Notes: TP, true positive; TN, true negative; FP, false positive; FN, false negative; and A and B represent the ground truth and predicted segmentation.

Only 8 peer-reviewed research articles (4%) adhered to a reporting checklist, including 3 guidelines for transparent reporting of predictive or AI models [25], [26], [27] and one for reporting diagnostic accuracy studies [28]. A minority of studies (7%) provided the code used for model development, final trained models, or both (Table 6).

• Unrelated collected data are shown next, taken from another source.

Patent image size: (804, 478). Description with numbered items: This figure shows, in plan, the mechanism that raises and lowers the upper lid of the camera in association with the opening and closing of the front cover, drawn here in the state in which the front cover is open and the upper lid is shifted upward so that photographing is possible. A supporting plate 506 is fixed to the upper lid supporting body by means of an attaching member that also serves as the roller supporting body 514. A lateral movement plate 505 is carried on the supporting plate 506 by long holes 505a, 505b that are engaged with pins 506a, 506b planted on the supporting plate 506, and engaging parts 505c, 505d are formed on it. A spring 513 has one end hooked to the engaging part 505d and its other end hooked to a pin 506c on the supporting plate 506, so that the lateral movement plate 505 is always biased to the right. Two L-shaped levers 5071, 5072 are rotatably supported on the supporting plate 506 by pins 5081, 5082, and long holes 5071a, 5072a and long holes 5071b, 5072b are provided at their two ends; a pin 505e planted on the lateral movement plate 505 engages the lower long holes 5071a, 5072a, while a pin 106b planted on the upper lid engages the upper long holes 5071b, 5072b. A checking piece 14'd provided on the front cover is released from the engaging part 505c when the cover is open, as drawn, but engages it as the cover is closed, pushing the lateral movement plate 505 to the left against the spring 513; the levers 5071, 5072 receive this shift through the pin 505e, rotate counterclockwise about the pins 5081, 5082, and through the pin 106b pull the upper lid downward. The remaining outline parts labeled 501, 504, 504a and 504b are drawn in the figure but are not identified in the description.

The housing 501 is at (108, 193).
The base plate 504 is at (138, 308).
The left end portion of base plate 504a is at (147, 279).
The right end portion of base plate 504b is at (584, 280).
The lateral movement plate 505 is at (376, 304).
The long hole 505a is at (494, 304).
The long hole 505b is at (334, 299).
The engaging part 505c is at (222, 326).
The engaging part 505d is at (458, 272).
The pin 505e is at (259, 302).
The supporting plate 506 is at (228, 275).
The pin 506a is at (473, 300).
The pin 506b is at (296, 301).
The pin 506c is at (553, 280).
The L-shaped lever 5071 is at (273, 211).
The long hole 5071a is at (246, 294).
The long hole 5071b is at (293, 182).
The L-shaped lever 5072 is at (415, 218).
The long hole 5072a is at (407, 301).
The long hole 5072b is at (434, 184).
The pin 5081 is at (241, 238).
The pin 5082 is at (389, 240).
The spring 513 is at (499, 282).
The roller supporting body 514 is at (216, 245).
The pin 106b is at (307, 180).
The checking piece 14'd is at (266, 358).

In addition, 5% of studies used proprietary DL models or commercial prototypes.

Table 6.

A short list of available code or DL platforms used in the methodology or provided as a result in the published studies investigated in this review focusing on DL in the field of medical imaging for applications intended for spine clinical care.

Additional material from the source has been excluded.